The 3D TV gold rush in the UK began with a heavy marketing push from Sky Television in early 2010 over 3D Premier League games. In fairness to Sky, entertainment as a whole was in a post-Avatar stage of wonder with what 3D technology could produce, yet following a wave of channels picking up on the service, by July 2013 the BBC, announced that they were putting 3D broadcasts on hold due to a lack of audience interest. This included even those who had already invested considerable resources in acquiring ownership of 3D TV display technology.

Of course, three years is a lifetime in technology circles but not with the traditional broadcasters. These companies still engage older demographics on a subscription package with which they are accustomed utilising for a particular entertainment experience. Therefore pushing for VR integration through the same distribution platform avoids having to create new consumer behaviours which could hinder adoption.

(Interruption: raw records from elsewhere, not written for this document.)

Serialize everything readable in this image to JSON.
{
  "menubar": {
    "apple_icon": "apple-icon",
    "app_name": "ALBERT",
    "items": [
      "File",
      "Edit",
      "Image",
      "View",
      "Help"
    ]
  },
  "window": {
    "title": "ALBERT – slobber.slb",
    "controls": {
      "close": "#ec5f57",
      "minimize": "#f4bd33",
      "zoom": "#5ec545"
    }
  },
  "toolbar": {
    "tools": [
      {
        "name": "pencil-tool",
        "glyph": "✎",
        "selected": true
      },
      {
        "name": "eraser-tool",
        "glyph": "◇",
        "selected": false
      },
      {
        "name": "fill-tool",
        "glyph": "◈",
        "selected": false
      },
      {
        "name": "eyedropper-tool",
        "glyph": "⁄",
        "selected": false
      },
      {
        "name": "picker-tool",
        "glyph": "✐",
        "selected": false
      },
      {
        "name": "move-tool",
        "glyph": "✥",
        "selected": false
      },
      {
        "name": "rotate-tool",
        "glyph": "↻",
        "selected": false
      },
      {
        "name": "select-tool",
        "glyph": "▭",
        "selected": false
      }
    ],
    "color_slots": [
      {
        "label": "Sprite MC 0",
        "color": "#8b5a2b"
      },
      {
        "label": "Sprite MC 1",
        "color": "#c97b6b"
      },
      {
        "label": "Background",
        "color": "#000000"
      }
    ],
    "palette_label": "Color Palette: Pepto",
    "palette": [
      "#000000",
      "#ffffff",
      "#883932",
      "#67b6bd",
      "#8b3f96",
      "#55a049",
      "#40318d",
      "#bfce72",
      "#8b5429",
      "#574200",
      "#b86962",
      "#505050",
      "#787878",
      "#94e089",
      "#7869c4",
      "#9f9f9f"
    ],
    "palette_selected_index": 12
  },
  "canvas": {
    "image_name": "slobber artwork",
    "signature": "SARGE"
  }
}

Because fans had bought into a technology that was ultimately never meaningfully served with creative works makes 3D TV a pertinent parable from TV’s past. It is a warning from TV history for Virtual Reality proponents to consider the ramifications of pushing a technology before its ready for showtime. The 3d experience highlights the dangers in pushing early VR experiences onto demographics that are not only accustomed to traditional Television, but who are also potentially resistant to new technologies, due to a lingering sense of feeling somewhat swindled by the 3D hype. This should not detract from the successful prospect of sports broadcasting in VR – the proposition itself of being put courtside in the NBA of course remains dazzling. It remains imperative when evangelising VR to be reminded of the forces at play in the entertainment ecosystem and how miscalculations in VR’s mainstream rollout could have far reaching consequences for the wider industry.